Os juízes europeus fundamentaram-se num artigo de uma diretiva do Conselho Europeu de 29 de maio de 1990 relativa às prescrições mínimas de segurança e de saúde respeitantes ao trabalho com equipamentos dotados de visor. Segundo a decisão do TJUE, publicada a 22 de dezembro, a medida dirige-se aos empregados que necessitem de dispositivos "especificamente destinados a corrigir e a prevenir perturbações visuais relacionadas com um trabalho que envolve equipamentos dotados de visor", por exemplo, um computador. O acórdão frisa que estes "dispositivos de correção especiais" podem ser lentes de contacto ou óculos graduados e que não necessitam de ser usados exclusivamente no âmbito profissional.

Esta diretiva europeia foi transposta para a legislação nacional em 1993, pelo que a decisão do TJUE também será aplicável às relações laborais nacionais. O artigo 7,º do decreto-lei 349/93, relativo à vigilância médica, determina que os trabalhadores de postos de trabalho com ecrã devem ser sujeitos regularmente a exames médicos e, se necessário, exames oftalmológicos.

"Sempre que os resultados dos exames médicos o exigirem e os dispositivos normais de correção não puderem ser utilizados, devem ser facultados aos trabalhadores dispositivos especiais de correção concebidos para o tipo de trabalho desenvolvido", lê-se na alínea 3. Segundo o decreto-lei, as violações deste artigo incorrem numa contraordenação punível com coima de "50 mil a 100 mil escudos" [250 a 500 euros].
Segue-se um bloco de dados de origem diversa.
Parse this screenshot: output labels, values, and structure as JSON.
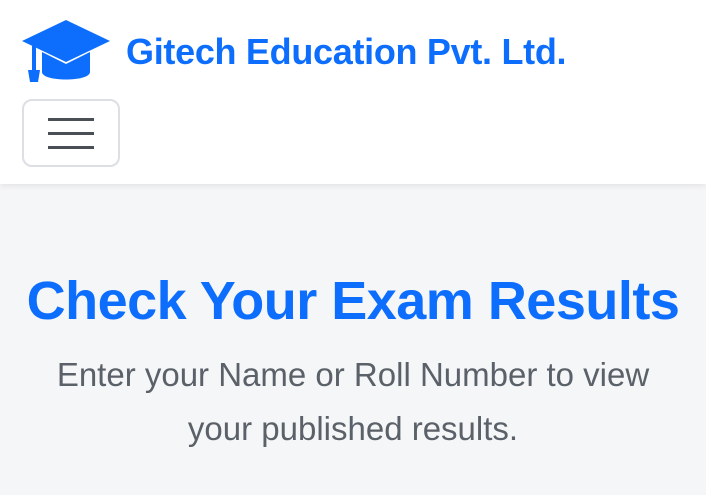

O caso chegou ao conhecimento do TJUE após um pedido de esclarecimento do Tribunal de Recurso de Cluj, na Roménia. Um funcionário da Inspeção-Geral da Imigração romena queixara-se de que a sua visão se estava a deteriorar por causa do tempo que passava em frente ao monitor. Após exame, um oftalmologista receitou-lhe um novo par de óculos graduados. O trabalhador gastou 530 euros e pediu o reembolso da despesa. A Inspeção-Geral recusou. Ele processou a instituição.

O tribunal de primeira instância romeno não deu razão ao trabalhador. Considerou que, embora fosse verdade que, segundo a lei romena, a empresa tinha de lhe fornecer os óculos necessários para desempenhar as suas funções, uma vez que o trabalhador optara por comprar os óculos, a empresa não tinha obrigação de o reembolsar. O funcionário recorreu para o Tribunal de Recurso de Cluj que, antes de tomar uma decisão, optou por pedir esclarecimentos ao TJUE.
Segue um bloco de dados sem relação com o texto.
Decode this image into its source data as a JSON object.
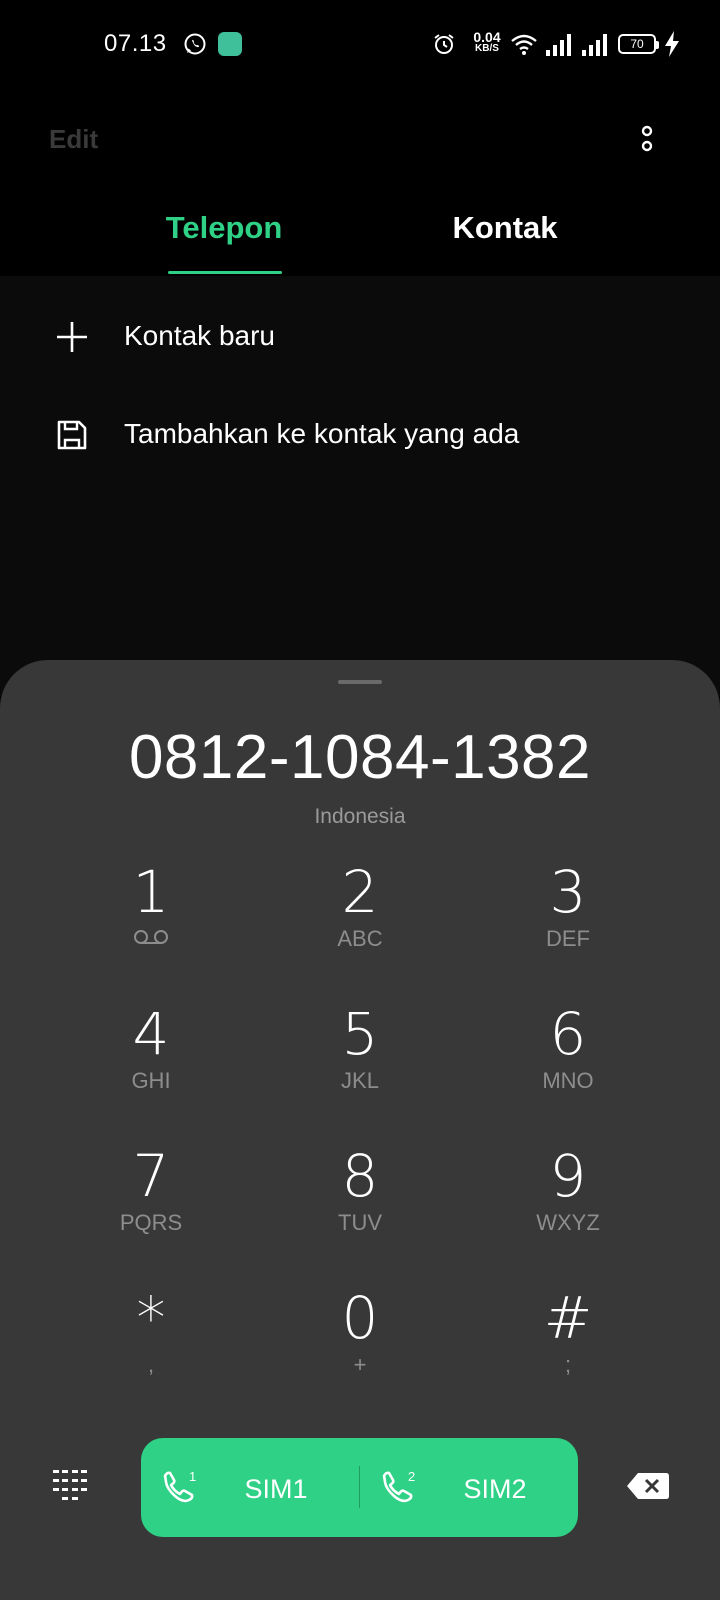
{
  "status_bar": {
    "time": "07.13",
    "net_speed_value": "0.04",
    "net_speed_unit": "KB/S",
    "battery": "70",
    "icons": [
      "whatsapp-icon",
      "app-badge-icon",
      "alarm-icon",
      "wifi-icon",
      "signal-icon",
      "signal-icon",
      "battery-icon",
      "charging-bolt-icon"
    ]
  },
  "header": {
    "edit_label": "Edit",
    "more_icon": "more-vertical-icon"
  },
  "tabs": [
    {
      "label": "Telepon",
      "active": true
    },
    {
      "label": "Kontak",
      "active": false
    }
  ],
  "actions": [
    {
      "label": "Kontak baru",
      "icon": "plus-icon"
    },
    {
      "label": "Tambahkan ke kontak yang ada",
      "icon": "save-icon"
    }
  ],
  "dialer": {
    "number": "0812-1084-1382",
    "country": "Indonesia",
    "keys": [
      {
        "digit": "1",
        "letters": ""
      },
      {
        "digit": "2",
        "letters": "ABC"
      },
      {
        "digit": "3",
        "letters": "DEF"
      },
      {
        "digit": "4",
        "letters": "GHI"
      },
      {
        "digit": "5",
        "letters": "JKL"
      },
      {
        "digit": "6",
        "letters": "MNO"
      },
      {
        "digit": "7",
        "letters": "PQRS"
      },
      {
        "digit": "8",
        "letters": "TUV"
      },
      {
        "digit": "9",
        "letters": "WXYZ"
      },
      {
        "digit": "*",
        "letters": ","
      },
      {
        "digit": "0",
        "letters": "+"
      },
      {
        "digit": "#",
        "letters": ";"
      }
    ],
    "sim1_label": "SIM1",
    "sim2_label": "SIM2",
    "sim1_index": "1",
    "sim2_index": "2",
    "accent_color": "#2ed185"
  }
}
Os juízes fizeram quatro perguntas sobre a diretiva. A expressão "dispositivos de correção especiais" abrange óculos? Os dispositivos têm de ser usados exclusivamente nas funções laborais? A empresa apenas deve facultar o dispositivo ou também pode reembolsar o trabalhador da despesa? Estes custos são cobertos por um eventual prémio salarial mensal "por condições de trabalho difíceis"?

O TJUE respondeu que os óculos graduados estão abrangidos pela expressão usada no artigo e que não necessitam de ser usados exclusivamente no trabalho. Mais: que as deficiências visuais não têm de ser uma consequência direta do uso dos ecrãs e até podem ser preexistentes ao início das funções. Todavia, ressalva, os óculos devem servir para corrigir e prevenir perturbações visuais relacionadas com o trabalho e não perturbações visuais de ordem geral. Ou seja, têm de ser consequência ou necessários para as funções.

Por fim, os juízes do TJUE explicam que a obrigação pode ser cumprida quer pelo fornecimento dos dispositivos ou pelo reembolso das despesas necessárias efetuadas pelo trabalhador, mas já não pelo pagamento de um prémio salarial geral.